Fino agli anni Settanta del Novecento questioni del genere erano considerate secondarie. La figura del poeta-critico non appariva un ibrido quasi mostruoso e antiquato, come succede oggi. E Majorino ancora nel suo recente Poesie e realtà 1945-2000 ha classificato tranquillamente Pasolini, Leonetti, Roversi, Volponi, Fortini, Pagliarani, Noventa ed altri sotto la voce «Poesia Critica» (pag.112).
È oggi che il pregiudizio ostile a ogni tipo di critica regna dappertutto. I poeti-critici sono delle mosche bianche. E la poesia che va a braccetto con il sentimento, l’inconscio, il mistero, le passioni, il sogno, la Vita, la Fede viene ammirata. Ci si scandalizza – ah, che liaisons dangéreuses! - solo se dei poeti vogliono mantenere o ristabilire rapporti tra poesia e intelligenza, ragione, scienze, riflessione (critica, insomma).

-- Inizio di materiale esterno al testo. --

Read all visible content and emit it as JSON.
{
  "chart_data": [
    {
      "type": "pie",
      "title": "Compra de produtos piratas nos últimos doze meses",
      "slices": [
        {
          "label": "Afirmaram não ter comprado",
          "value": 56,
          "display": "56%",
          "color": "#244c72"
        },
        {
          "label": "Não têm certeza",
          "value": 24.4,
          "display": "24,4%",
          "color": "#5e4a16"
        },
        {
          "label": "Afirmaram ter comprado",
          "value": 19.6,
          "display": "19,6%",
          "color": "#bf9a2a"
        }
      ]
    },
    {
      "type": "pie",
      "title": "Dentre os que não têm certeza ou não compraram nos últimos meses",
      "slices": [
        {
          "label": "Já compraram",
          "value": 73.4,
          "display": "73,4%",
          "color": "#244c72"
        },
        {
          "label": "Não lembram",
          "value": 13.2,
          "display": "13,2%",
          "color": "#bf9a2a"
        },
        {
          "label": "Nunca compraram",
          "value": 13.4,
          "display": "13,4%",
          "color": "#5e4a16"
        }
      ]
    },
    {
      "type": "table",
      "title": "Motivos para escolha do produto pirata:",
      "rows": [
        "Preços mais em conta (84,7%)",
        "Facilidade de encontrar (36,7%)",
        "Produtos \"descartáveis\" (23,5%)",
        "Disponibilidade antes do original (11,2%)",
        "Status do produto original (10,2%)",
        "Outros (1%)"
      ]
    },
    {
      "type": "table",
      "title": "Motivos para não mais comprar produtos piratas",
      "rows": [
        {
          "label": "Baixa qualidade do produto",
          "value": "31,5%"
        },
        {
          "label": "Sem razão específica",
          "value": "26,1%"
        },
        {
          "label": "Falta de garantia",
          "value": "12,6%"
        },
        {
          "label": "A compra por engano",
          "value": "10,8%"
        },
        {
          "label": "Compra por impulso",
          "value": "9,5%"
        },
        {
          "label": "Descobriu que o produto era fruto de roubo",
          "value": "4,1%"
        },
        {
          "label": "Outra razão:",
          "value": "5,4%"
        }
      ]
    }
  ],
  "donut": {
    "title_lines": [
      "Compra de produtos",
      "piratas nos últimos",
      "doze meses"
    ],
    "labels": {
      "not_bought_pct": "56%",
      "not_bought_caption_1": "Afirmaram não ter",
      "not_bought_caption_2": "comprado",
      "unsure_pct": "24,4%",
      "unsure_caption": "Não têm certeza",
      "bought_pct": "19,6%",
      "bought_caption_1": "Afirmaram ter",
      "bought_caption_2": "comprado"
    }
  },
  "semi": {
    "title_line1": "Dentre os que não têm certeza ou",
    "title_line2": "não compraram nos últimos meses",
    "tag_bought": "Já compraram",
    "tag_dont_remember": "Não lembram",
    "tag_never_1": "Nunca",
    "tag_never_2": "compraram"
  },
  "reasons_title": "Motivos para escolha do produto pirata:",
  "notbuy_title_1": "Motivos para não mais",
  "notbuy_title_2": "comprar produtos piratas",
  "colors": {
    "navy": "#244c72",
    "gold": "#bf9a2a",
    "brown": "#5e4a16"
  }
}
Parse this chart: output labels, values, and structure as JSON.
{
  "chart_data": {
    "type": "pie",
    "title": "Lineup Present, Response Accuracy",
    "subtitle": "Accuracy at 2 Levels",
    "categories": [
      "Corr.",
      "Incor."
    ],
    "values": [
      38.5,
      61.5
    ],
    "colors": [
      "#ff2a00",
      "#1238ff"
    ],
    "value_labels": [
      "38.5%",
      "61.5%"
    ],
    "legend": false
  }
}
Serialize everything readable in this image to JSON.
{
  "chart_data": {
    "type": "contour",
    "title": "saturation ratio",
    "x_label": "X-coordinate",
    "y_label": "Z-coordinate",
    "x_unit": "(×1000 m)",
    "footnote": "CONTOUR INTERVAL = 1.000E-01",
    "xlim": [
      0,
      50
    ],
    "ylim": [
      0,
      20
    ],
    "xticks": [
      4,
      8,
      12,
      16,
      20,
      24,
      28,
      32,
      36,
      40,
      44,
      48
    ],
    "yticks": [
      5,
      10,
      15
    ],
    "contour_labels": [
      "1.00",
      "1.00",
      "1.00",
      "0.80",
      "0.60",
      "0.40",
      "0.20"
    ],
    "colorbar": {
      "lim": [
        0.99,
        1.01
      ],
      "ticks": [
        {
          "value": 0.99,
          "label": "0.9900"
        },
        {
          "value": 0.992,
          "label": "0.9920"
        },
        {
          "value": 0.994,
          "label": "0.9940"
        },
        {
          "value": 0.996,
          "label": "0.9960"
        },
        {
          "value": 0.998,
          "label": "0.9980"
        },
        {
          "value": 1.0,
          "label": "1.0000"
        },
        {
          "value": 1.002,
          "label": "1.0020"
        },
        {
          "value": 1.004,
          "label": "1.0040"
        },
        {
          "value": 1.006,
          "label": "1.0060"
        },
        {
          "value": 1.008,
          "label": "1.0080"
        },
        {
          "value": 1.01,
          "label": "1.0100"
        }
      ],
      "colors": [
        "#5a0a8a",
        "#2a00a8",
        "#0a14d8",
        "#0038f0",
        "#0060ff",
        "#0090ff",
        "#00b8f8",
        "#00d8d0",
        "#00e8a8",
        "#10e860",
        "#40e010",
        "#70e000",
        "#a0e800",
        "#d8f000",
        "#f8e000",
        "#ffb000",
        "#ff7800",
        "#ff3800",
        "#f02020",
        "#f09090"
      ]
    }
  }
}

Il peso di questo pregiudizio culturale ha reso faticosa la nascita di un GRUPPO CRITICA nel nostro Laboratorio MOLTINPOESIA. Lo documentano numerose mail scambiate tra noi in questi anni. Ma ora esso è nato, ha prodotto dei risultati e di questi abbiamo discusso nell’incontro del 14 dicembre alla Palazzina Liberty, intitolato con un pizzico di provocazione La critica non ammazza né la poesia né i poeti, anzi...
Ci è sembrato positivo questo primo esperimento: alcuni di noi (in vesti di poeti) hanno accettato che altri di noi (in vesti di critici) valutassero alcuni loro testi proposti in un primo momento in forma anonima e solo dopo, a giudizi espressi, collegati ai rispettivi autori. Abbiamo perciò deciso di continuare il lavoro del GRUPPO CRITICA, scambiandoci magari anche i ruoli: nei prossimi mesi saranno forse alcuni dei “giudicati” a “giudicare”.
Il metodo della libera discussione da laboratorio ha permesso anche nell’incontro del 14 dicembre di mettere a fuoco gli aspetti positivi e quelli problematici di questo esperimento. Li riassumo qui tenendo sia di quanto hanno detto i presenti sia delle mie riflessioni personali che vado facendo sul tema quale poesia oggi.